Viewed from a procedural standpoint, the statute appears to be clearly written to allow an exception only where consent of the alleged victim is at Issue. The term “at issue” is generally understood to mean the stage in the pleadings where there is affirmation on one side and denial on the other. See Black's Law Dictionary, Fifth Edition (1979) at 114. In this criminal context, the legislature has provided ample guidance as to its meaning in the use of “at issue”. Subsection (b) of the Rape Shield Law expressly requires firstly that a defendant—in order to gain use of the narrow exception governing introduction of past sexual conduct—must file a written motion and offer of proof, and secondly the court must determine that the written motion and offer of proof are sufficient on *222their faces. Only after such submission and preliminary review by the court is the question of consent of the alleged victim at issue.
Majority Opinion, at 531 n.7 (Emphasis in original).
I fail to see where the legislature has provided “ample guidance” as to its meaning in the use of “at issue”. Subsection (b) of the Rape Shield Law prescribes when the motion is made and how the motion is presented. Similarly, Black’s Law Dictionary adds nothing. Lack of consent is an element of rape.4 It is necessarily an issue. There is always affirmation on one side and denial on the other.
The majority later comments:
In situations such as that presented by this case, the procedure should be to file the § 3104(b) motion, even though the type of situation which immediately jumps to mind as being covered by the statute is that where a defendant concedes that the sexual act complained of did in fact occur, but insists, contrary to the allegation of the complaining witness, that the act was consensual. The fact that the complaining witness had previously consented to past sexual conduct with the defendant was what would have made him think she consented on the occasion in question.
Majority Opinion at 532 n.10.
The holding urged by appellant and by the dissenting opinion would emasculate the Rape Sheild Law. The statute is a clear command of the legislature . . .
Majority Opinion at 532.
The majority’s conclusion that a defendant may avail himself of the exception of the Rape Shield Law even though he denies the act complained of renders the phrase in the statute, “where consent of the alleged victim is at issue,” either totally meaningless or redundant. My perception of the phrase is the one that the legislature most certainly envisaged; that the testimony may be brought in only when the defendant admits the act of intercourse, but claims that *223the victim consented.5 See Commonwealth v. Strube, 274 Pa.Super. 199, 418 A.2d 365 (1979), cert. denied 449 U.S. 992, 101 S.Ct. 527, 66 L.Ed.2d 288 (1980).
The majority has tortured the facts and has erroneously applied the law to affirm the conviction in this case. In doing so, they have simply made bad law.
I therefore dissent.

. We must keep in mind that the discussion should focus on admissibility not credibility.

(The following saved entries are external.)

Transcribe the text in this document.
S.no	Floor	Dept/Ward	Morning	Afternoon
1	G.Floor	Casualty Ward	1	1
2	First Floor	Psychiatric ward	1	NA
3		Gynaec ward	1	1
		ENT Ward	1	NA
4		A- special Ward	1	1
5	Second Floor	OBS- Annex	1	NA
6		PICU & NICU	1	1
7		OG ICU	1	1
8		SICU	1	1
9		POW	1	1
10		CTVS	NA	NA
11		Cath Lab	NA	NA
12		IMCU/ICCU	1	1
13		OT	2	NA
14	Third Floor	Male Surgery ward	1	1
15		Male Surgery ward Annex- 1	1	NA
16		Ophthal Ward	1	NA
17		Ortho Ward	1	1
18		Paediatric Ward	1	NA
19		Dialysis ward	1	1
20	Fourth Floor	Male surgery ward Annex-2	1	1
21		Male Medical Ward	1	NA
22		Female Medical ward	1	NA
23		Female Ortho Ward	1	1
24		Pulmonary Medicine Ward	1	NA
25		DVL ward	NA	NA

. The majority states that the prosecution specifically was required to prove beyond a reasonable doubt that Richard raped Carol in the car, and they treat any other version as a separate incident. The majority’s analysis takes the allegation as a fact and then proceeds to point out how Richard’s version differs from Carol’s. We are not determining sufficiency of the evidence. We are determining admissibility of the evidence and for that purpose we should not base a decision on fine lines as to matters of credibility. The majority states, “They are two separate incidents, whether both, either, or neither in fact occurred.’’ Majority Opinion at 531 (Emphasis added). The majority’s analysis belies that supposition.

. Because the error may have contributed to the conviction, the error was not harmless. Commonwealth v. Story, 476 Pa. 391, 383 A.2d 155 (1978).

. 18 Pa.C.S.A. 3121.

. Here Richard is claiming that he had consensual intercourse with Carol, albeit at a different place and at a different time. Under our analysis, Richard’s version of intercourse was contemporaneous with Carol’s version for the purpose of placing consent at issue. She says, and he denies, that it happened in the car. Clearly, if he had sought to introduce past sexual conduct with Carol allegedly occurring on their previous dates, the § 3104(b) motion would have been necessary.